While probably not going to change anything, a recent study published in the Journal of Surgical Research has shown that decreasing work hours alone does little to perceived patient care.

Note the keyword above - perceived.

The study was conducted among 156 surgical residents and had an excellent 94.5% response rate and consisted of surgical residents already regulated by work-hour restriction (maximum 80-hour work week) and residents who had not previously been regulated by work-hour restrictions.

The problem is not in the decreased work hours. Anybody with any common sense is going to realize that you are more efficient and more on top of your game if you’re well-rested. Just look at pilots in the commercial airline industry - they don’t let those guys work insane hours.

The flaws in patient care were found to be primarily in communication among residents. More precisely, we’re talking about cross-coverage and shit like that.

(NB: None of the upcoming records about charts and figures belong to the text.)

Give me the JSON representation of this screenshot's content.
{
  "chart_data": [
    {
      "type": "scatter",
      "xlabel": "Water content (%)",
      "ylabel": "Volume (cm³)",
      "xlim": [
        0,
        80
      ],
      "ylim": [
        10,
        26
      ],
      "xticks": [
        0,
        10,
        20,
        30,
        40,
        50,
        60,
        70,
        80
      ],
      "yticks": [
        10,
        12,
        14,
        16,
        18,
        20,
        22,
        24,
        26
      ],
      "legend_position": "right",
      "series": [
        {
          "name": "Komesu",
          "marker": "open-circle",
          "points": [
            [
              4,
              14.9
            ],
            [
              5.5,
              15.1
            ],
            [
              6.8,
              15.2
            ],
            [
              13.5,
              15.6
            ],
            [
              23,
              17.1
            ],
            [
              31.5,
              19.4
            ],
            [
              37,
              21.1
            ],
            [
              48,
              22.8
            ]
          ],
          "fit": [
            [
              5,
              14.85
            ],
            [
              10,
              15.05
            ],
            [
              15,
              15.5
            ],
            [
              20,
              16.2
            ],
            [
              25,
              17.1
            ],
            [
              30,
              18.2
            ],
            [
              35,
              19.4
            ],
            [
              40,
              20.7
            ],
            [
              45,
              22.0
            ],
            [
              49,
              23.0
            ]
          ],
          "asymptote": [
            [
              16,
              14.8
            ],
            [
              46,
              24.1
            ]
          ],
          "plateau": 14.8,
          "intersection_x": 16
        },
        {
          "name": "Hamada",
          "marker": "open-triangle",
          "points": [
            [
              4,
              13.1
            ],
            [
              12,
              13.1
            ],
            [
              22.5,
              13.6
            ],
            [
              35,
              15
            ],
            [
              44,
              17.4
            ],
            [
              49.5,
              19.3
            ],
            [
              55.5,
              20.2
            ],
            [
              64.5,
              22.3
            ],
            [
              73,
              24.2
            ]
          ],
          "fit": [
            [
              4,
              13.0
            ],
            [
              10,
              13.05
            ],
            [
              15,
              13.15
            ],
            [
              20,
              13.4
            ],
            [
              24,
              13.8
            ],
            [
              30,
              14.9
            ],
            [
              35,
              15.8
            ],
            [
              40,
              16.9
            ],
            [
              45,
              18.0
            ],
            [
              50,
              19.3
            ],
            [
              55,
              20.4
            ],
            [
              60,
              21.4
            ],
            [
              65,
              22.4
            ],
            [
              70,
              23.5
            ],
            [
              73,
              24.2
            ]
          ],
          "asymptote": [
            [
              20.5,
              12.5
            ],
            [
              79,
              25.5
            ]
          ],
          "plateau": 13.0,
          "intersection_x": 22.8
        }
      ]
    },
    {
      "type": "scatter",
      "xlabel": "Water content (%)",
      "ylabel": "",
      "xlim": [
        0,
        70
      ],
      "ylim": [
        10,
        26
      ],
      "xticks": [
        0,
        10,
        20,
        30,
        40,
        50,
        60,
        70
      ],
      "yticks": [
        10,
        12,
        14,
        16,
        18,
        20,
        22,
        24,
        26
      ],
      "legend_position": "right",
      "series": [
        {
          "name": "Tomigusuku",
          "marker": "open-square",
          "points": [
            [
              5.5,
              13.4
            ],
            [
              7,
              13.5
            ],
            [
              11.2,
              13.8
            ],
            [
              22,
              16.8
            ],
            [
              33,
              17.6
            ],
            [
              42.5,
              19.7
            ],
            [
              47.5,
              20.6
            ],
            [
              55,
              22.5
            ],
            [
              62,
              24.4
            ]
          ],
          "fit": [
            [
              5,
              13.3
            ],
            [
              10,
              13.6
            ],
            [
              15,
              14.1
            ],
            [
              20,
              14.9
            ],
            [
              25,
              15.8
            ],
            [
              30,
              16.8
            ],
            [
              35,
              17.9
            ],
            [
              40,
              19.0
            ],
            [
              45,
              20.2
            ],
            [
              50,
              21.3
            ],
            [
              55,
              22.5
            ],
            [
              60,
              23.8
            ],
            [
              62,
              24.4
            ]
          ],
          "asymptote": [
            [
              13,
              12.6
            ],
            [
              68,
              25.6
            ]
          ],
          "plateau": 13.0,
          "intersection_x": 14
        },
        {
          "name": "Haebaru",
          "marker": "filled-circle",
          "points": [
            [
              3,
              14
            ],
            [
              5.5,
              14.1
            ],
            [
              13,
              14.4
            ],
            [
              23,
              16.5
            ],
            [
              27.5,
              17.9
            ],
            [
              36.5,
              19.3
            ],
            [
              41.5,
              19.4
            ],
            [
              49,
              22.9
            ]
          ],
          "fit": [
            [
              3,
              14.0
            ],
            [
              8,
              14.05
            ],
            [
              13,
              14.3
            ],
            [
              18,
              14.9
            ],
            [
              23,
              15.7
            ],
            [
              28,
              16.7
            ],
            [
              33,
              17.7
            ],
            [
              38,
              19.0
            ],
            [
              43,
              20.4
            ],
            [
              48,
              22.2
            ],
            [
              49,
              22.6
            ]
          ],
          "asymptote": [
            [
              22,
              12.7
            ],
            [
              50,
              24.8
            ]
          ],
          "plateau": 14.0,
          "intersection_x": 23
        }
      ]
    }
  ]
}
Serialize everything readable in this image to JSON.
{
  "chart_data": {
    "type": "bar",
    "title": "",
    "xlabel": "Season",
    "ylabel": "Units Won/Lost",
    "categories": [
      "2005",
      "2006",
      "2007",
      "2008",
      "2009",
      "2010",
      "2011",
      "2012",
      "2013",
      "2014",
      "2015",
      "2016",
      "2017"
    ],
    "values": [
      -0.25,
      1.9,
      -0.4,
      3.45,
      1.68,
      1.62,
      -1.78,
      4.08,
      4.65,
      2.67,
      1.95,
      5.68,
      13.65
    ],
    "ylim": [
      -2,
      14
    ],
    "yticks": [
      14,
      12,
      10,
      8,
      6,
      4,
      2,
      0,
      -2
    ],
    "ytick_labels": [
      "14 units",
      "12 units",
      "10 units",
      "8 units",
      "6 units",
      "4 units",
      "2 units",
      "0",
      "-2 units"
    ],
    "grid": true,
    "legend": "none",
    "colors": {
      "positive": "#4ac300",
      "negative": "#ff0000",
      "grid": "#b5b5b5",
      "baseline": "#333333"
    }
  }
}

In other words, whenever a resident passes on his census to a covering resident, that communication needs some improvement.

What’s interesting about this study is that it looked at decreased work hours versus patient care. The study found no improvement in patient care with decreased work hours. Now, many will look at this and say “so decreasing work hours doesn’t work.”

Not true. Decreasing work hours is a reasonable method to ensure that residents provide better care to patients. The residents are better rested, have more of a life, and everybody wins.

Another study needs to be done that looks at improving communication among cross-covering teams. That’s the real problem. Sure, it took this study to begin pointing that out, but let’s not give decreasing work hours a bad rap for failure to provide patient care improvements.